Le corps de Lyhanna, jeune collégienne disparue dans le Gers, a été retrouvé, déclenchant une onde de choc dans tout le pays. Cette tragédie met en lumière les failles d'un système judiciaire critiqué pour son inaction face à des alertes préalables sur le suspect, déjà pointé du doigt pour des comportements problématiques envers des mineurs.

Ce jeudi, plusieurs candidats à l'Élysée, qu'ils soient déclarés ou potentiels, se sont exprimés sur les réseaux sociaux en dénonçant une « faillite » et un « dysfonctionnement » criants dans le traitement des plaintes relatives aux enfants. Jordan Bardella, président du Rassemblement National, a insisté sur le fait que le « peuple français exige des comptes ». Il a déploré l'absence de mesures préventives alors que le suspect, Jérôme Barella, faisait l'objet de plaintes depuis 2017, notamment pour viol.

« Ce drame aurait pu être évité », a-t-il écrit, soulignant l'impuissance des autorités face à des signaux d’alerte répétitifs. De même, Bruno Retailleau, président des Républicains, a affirmé que « notre système judiciaire est en faillite », appelant à une réforme profonde pour protéger efficacement les enfants. Édouard Philippe, du parti Horizons, a réclamé un principe de précaution pour les violences faites aux enfants, une nécessité d'agir immédiatement dès qu'une alerte est donnée.

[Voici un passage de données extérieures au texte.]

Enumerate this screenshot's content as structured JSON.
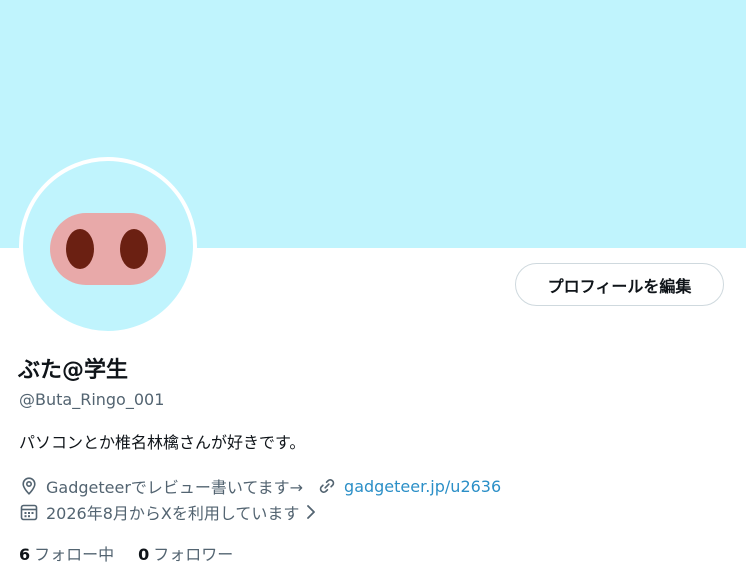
{
  "profile": {
    "display_name": "ぶた@学生",
    "handle": "@Buta_Ringo_001",
    "bio": "パソコンとか椎名林檎さんが好きです。",
    "location": "Gadgeteerでレビュー書いてます→",
    "website": "gadgeteer.jp/u2636",
    "joined": "2026年8月からXを利用しています",
    "following_count": "6",
    "following_label": "フォロー中",
    "followers_count": "0",
    "followers_label": "フォロワー"
  },
  "actions": {
    "edit_profile_label": "プロフィールを編集"
  },
  "colors": {
    "banner": "#c0f4fd",
    "avatar_bg": "#c0f4fd",
    "snout": "#e8a9a9",
    "nostril": "#6b2012",
    "link": "#2b8fc7"
  },
  "icons": {
    "location": "location-pin-icon",
    "website": "link-icon",
    "joined": "calendar-icon",
    "joined_more": "chevron-right-icon"
  }
}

Le gouvernement sous pression

Face à cette situation alarmante, le Premier ministre, Sébastien Lecornu, a convoqué les ministres de l'Intérieur et de la Justice pour discuter des mesures à prendre. Gérald Darmanin, le garde des Sceaux, a reconnu que ce type de dysfonctionnement est révélateur de graves lacunes dans l'organisation judiciaire.

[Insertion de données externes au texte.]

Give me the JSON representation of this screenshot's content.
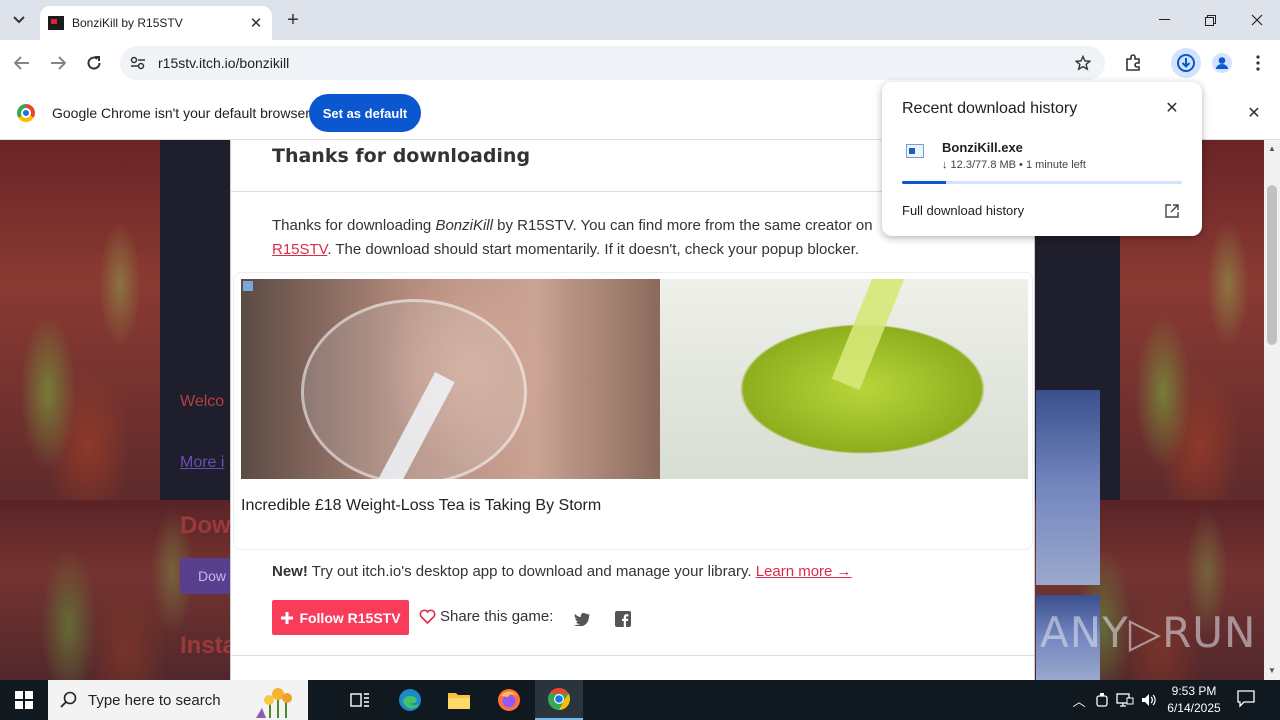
{
  "browser": {
    "tab_title": "BonziKill by R15STV",
    "url": "r15stv.itch.io/bonzikill"
  },
  "infobar": {
    "message": "Google Chrome isn't your default browser",
    "button": "Set as default"
  },
  "page": {
    "ghost_welcome": "Welco",
    "ghost_more": "More i",
    "ghost_download_head": "Dow",
    "ghost_download_btn": "Dow",
    "ghost_install_head": "Insta"
  },
  "modal": {
    "title": "Thanks for downloading",
    "text_prefix": "Thanks for downloading ",
    "game_name": "BonziKill",
    "text_by": " by R15STV. You can find more from the same creator on",
    "creator_link": "R15STV",
    "text_suffix": ". The download should start momentarily. If it doesn't, check your popup blocker.",
    "ad_caption": "Incredible £18 Weight-Loss Tea is Taking By Storm",
    "new_label": "New!",
    "new_text": " Try out itch.io's desktop app to download and manage your library. ",
    "learn_more": "Learn more →",
    "follow_button": "Follow R15STV",
    "share_label": "Share this game:"
  },
  "download_bubble": {
    "title": "Recent download history",
    "filename": "BonziKill.exe",
    "status": "↓ 12.3/77.8 MB • 1 minute left",
    "progress_fraction": 0.158,
    "full_history": "Full download history"
  },
  "watermark": "ANY▷RUN",
  "taskbar": {
    "search_placeholder": "Type here to search",
    "time": "9:53 PM",
    "date": "6/14/2025"
  },
  "icons": {
    "tab_search": "chevron-down-icon",
    "back": "back-arrow-icon",
    "forward": "forward-arrow-icon",
    "reload": "reload-icon",
    "site_info": "tune-icon",
    "bookmark": "star-icon",
    "extensions": "puzzle-icon",
    "download": "download-icon",
    "profile": "person-icon",
    "menu": "kebab-menu-icon"
  },
  "colors": {
    "chrome_blue": "#0b57d0",
    "itch_red": "#fa3c5b",
    "link_red": "#da2c49"
  }
}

A gauche, la cheffe des députés LFI, Mathilde Panot, a fait état des conséquences de « la domination patriarcale systémiques » dans ce dossier, pointant du doigt des années de sous-financement de la justice et le mépris affiché envers les témoignages d’enfants. Marine Tondelier, des Écologistes, a partagé cette indignation, qualifiant l’affaire d'« emblème d'un système incapable de gérer les violences sexuelles ». Cette découverte tragique de Lyhanna est un coup dur pour l'ensemble du corps judiciaire, qui doit réévaluer ses priorités et ses modalités de fonctionnement pour assurer la sécurité des plus vulnérables.